Below is the first code for making recommendations, Chapter 2. Its very simple but will be built off of in my next posts.
let sim_distance critics critic_1 critic_2 =
let movies_1 = Hashtbl.find critics critic_1 in
let movies_2 = Hashtbl.find critics critic_2 in
let add_squares movie rank_1 sum =
if Hashtbl.mem movies_2 movie then
let rank_2 = Hashtbl.find movies_2 movie in
sum +. ((rank_1 -. rank_2) ** 2.)
else
sum
in (1. /. (1. +. Hashtbl.fold add_squares movies_1 0.)) ;;
let create_hash list =
let hash = Hashtbl.create 1 in
let rec create_hash_rec list = match list with
[] -> hash
| (key, value)::xs -> Hashtbl.add hash key value ; create_hash_rec xs
in create_hash_rec list;;
let test =
let critics =
create_hash [("Lisa Rose", (create_hash [("Lady in the Water", 2.5) ;
("Snakes on a Plane", 3.5)])) ;
("Gene Seymour", (create_hash [("Lady in the Water", 3.0)]))]
in sim_distance critics "Lisa Rose" "Gene Seymour" ;;
This code creates a hash with keys being the name of a movie critic and the value is another Hash containing names of movies and the score the critic gave the movie. The sim_distance function finds the similarity between two reviewers, when the test is run it return 0.8 for the similarity between Lisa and Gene. I’ll go into how similarities work later.
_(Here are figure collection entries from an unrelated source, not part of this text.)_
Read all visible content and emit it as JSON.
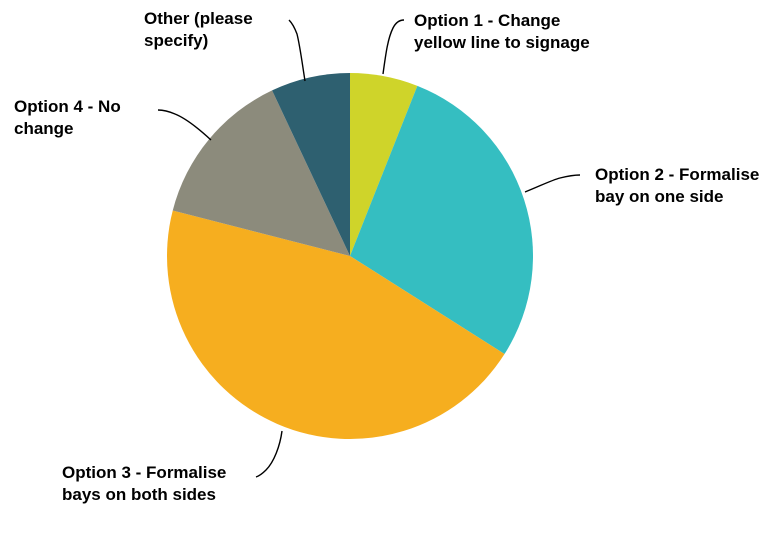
{
  "chart_data": {
    "type": "pie",
    "title": "",
    "start_angle_deg": 0,
    "direction": "clockwise",
    "slices": [
      {
        "label": "Option 1 - Change yellow line to signage",
        "value": 6,
        "color": "#cfd42a"
      },
      {
        "label": "Option 2 - Formalise bay on one side",
        "value": 28,
        "color": "#35bec1"
      },
      {
        "label": "Option 3 - Formalise bays on both sides",
        "value": 45,
        "color": "#f6ae1f"
      },
      {
        "label": "Option 4 - No change",
        "value": 14,
        "color": "#8c8b7c"
      },
      {
        "label": "Other (please specify)",
        "value": 7,
        "color": "#2e6070"
      }
    ]
  }
}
My main problem with the code is its not purely functional. I originally implemented it with lists but wanted the running time to be the same as the Python code, requiring a hash for O(1) lookups and, sadly, destructive data structures. Luckily, this gives me a reason to play around more with Purely Functional Data Structures. Meaning, I’ll probably get caught up implementing data structures for this very basic first part of Collective Intelligence…
As I said, I don’t know OCaml, so this is probably not the best code but it works. Suggestions would be great.
Well my OCaml is a little rusty, but the first thing I would change is all the Hashtable usage. This makes sense in Python/Perl/etc. but not in OCaml. Instead I would use algebraic types, like so:
type movie_ratings = Movie of string * float
type critics = Critic of string * movie_ratings list
Then constructing it would look something like this:
let critics = [
Critic("Lisa Rose", [ Movie("Lady in the Water", 2.5); Movie("Snakes on a Plane", 3.5) ]);
Critic(”Gene Seymour”, [ Movie("Lady in the Water", 3.0) ])
] in …
After that you just need to adjust the code to not search hashtables, but to decounstruct the types instead. Its a little more Ocaml-ish this way, and most of the Hashtbl functions can also be found in the List module as well (although they may require a little more work to implement).
Yeah, using algebraic types helps readability and use, but its really the same way I originally implemented it. I changed it to Hashtbls so the code would have the same growth at the Python code. Of course, this doesn’t matter for so many reasons, its only two critics, its never actually going to be used… But this way Python coders can’t use it as an attack :).
I plan to reimplement it with a purely functional data structure, but not lists. Still won’t be able to get O(1), like hashes, but closer than O(n).
This is just for learning and having fun, and maybe others will enjoy it too. So, no (I know someone is thinking it), its not a waste of time to over complicate everything.